Xu Bin, Gartman Jackson, Tambar Uttam K
Department of Biochemistry, The University of Texas Southwestern Medical Center, 5323 Harry Hines Boulevard, Dallas, Texas 75390-9038, United States.
Tetrahedron. 2017 Jul 20;73(29):4150-4159. doi: 10.1016/j.tet.2017.01.048. Epub 2017 Jan 25.
The [1,2]- and [2,3]-rearrangements of iodonium ylides are synthetically useful reactions for the generation of functionalized α-iodoesters. Allylic iodides are coupled with α-diazoesters in the presence of a copper catalyst and a ligand to generate iodonium ylides, which undergo metal-mediated rearrangements. By fine-tuning the structure of the ligand, we have reversed the regioselectivity of copper-catalyzed reactions of iodonium ylides from [2,3]- to [1,2]-rearrangements with the use of alternate bipyridine ligands. The preference for [1,2]-rearrangements was further improved by using bulky aryl α-diazoester substrates. Several α-iodoesters with a diverse range of functional groups were generated in good yields (up to 88% yield) and high regioselectivities (up to >95:5 regioisomeric ratio). A deuterium-labeled substrate was utilized to gain insight into the mechanism of the reaction.

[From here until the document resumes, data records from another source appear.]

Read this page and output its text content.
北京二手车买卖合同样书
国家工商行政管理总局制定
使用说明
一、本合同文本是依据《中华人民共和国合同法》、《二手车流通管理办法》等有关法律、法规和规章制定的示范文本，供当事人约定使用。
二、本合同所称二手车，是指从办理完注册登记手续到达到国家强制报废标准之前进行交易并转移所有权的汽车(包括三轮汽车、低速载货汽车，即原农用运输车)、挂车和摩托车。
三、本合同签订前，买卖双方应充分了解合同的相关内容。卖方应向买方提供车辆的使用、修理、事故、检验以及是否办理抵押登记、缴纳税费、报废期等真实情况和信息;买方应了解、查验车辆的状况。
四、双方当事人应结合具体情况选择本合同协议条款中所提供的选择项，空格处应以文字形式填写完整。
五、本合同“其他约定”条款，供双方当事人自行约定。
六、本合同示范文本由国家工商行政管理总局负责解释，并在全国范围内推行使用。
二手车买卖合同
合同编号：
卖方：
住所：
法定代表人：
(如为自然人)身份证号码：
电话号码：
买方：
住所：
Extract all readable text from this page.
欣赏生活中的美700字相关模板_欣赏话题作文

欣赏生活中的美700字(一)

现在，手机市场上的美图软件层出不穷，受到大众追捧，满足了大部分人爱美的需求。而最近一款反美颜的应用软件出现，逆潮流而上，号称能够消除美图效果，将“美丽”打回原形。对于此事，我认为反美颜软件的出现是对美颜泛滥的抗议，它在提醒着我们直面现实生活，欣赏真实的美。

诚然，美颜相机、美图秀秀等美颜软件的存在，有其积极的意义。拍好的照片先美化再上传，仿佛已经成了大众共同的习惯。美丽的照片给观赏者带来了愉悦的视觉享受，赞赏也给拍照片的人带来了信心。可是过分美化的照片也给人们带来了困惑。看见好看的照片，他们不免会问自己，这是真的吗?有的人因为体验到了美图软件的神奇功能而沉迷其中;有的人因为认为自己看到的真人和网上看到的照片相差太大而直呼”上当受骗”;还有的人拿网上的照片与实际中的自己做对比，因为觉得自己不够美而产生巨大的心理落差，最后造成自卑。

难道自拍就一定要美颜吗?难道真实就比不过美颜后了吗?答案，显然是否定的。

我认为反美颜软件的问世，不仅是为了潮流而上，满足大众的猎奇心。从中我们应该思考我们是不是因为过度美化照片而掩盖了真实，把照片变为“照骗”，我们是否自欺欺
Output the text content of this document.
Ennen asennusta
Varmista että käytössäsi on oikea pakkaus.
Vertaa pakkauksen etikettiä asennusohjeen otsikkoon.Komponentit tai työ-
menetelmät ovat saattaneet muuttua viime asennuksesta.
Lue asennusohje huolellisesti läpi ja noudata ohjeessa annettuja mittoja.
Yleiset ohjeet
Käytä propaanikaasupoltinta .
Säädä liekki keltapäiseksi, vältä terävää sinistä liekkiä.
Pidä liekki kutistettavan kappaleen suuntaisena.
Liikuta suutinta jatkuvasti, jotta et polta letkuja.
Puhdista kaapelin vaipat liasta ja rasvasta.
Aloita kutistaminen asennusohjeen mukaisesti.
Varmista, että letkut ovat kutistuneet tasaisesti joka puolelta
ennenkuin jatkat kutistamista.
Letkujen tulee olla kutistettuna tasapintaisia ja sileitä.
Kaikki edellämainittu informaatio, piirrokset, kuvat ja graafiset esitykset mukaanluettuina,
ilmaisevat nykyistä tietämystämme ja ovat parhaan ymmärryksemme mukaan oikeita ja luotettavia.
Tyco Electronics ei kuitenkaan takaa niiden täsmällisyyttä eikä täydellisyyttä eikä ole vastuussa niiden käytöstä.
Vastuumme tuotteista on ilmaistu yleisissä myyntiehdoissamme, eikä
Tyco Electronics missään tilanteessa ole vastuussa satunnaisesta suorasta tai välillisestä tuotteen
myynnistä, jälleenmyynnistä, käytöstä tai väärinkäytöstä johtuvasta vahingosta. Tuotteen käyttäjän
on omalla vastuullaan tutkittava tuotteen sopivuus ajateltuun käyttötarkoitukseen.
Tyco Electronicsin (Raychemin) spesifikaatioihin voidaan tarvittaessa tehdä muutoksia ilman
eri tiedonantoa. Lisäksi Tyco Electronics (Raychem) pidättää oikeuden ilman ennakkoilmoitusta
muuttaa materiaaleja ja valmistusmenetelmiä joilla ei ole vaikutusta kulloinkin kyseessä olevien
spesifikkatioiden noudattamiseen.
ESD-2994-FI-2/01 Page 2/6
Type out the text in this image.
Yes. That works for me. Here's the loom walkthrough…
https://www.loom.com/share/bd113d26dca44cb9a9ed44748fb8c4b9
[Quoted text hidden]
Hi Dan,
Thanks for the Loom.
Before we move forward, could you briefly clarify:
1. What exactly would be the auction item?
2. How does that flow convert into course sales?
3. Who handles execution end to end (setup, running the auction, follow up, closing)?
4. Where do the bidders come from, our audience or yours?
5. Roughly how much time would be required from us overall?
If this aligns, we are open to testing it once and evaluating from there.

碘鎓叶立德的[1,2]-和[2,3]-重排反应是合成功能化α-碘代酯的有用反应。烯丙基碘化物在铜催化剂和配体存在下与α-重氮酯偶联生成碘鎓叶立德,其发生金属介导的重排反应。通过微调配体的结构,我们使用交替的联吡啶配体将碘鎓叶立德的铜催化反应的区域选择性从[2,3]-重排反转至[1,2]-重排。通过使用庞大的芳基α-重氮酯底物,对[1,2]-重排的偏好性进一步提高。以良好的产率(高达88%产率)和高区域选择性(高达>95:5区域异构体比例)生成了几种具有多种官能团的α-碘代酯。使用氘标记的底物来深入了解反应机理。